Du bist Deutschland:

Mit Siegertugenden den Standort befördern

Über 20 deutsche Medienunternehmen engagieren sich für den Standort Deutschland“[1], indem sie sich ganz persönlich in Wort und Bild an dich und mich wenden. Auf der Website zur Kampagne erklären sie programmatisch warum: „Die Botschaft: Jeder Einzelne braucht mehr Zuversicht in die eigene Kraft und Leistungsfähigkeit.“ Daran soll es im Lande bei den Leuten vor allem fehlen in „unserer Zeit“, die „nicht nach Zuckerwatte schmeckt“. Wenn die Zeiten bitter sind, und davon gehen die Kampagnenmacher aus, sind Leute mit einer ganz besonderen Einstellung gewünscht. Die sollen nicht fragen, wer ihnen warum in „unserer Zeit“ die Suppe versalzt, sondern den mangelnden Glauben an die eigenen Fähigkeiten und Potenzen als Grund des Übels ausmachen. Umgekehrt gilt: Wo Zuversicht fehlt, muss Zuversicht her – schon gleich, wenn es für Zuversicht nicht den geringsten Grund gibt.

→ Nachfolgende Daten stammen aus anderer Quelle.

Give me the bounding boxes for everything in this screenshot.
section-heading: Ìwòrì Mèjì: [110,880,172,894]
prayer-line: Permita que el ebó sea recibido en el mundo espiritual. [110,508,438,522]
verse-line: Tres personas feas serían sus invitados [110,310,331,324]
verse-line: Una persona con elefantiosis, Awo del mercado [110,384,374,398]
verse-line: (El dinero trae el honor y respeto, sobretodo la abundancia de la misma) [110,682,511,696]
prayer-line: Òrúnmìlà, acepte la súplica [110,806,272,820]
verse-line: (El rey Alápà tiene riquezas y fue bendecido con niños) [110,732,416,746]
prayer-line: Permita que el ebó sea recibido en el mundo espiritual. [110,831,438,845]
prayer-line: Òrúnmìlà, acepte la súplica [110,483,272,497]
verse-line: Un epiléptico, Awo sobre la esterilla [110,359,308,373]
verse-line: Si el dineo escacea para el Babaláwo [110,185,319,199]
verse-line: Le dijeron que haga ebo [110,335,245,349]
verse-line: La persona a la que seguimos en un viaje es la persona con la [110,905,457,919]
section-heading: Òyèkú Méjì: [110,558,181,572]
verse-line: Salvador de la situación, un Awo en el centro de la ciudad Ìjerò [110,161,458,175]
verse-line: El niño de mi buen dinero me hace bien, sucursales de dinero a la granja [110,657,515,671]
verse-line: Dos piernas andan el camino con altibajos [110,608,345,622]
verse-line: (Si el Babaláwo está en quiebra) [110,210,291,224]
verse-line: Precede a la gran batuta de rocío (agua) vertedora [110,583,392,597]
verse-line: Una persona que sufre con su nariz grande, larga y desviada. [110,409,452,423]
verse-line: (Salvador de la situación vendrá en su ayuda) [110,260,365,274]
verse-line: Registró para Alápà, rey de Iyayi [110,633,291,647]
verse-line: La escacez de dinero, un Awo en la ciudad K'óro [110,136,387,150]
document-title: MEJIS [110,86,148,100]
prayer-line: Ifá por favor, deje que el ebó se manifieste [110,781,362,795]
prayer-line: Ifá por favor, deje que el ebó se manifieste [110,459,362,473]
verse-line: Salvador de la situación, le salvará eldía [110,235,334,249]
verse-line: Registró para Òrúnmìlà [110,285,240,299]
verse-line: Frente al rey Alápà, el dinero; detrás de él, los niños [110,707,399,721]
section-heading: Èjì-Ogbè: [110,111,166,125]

Dabei helfen die Werbeprofis. Ganz ohne staatliche Direktive, aber in Sorge um den Standort Deutschland legen Sie sich als „Mutmacher“ ins Zeug und tun das, was sie beherrschen: Sie werben. In einer ziemlich Flächen deckenden Aktion setzen Sie in Anzeigen und TV-Spots mit einem „Du bist“ ein gigantisches Gleichheitszeichen; zwischen den Lesern und Fernsehzuschauern einerseits und deutschen Geistesgrößen wie Albert Einstein und Johann Wolfgang von Goethe andererseits. Auch in erfolgreichen Unternehmen bzw. Unternehmern wie adidas und Porsche soll das „Du“ sich wiederfinden; und mit demselben „Du bist …“ wird ein Säugling als Max Schmeling und ein Traktorfahrer als Michael Schumacher identifiziert.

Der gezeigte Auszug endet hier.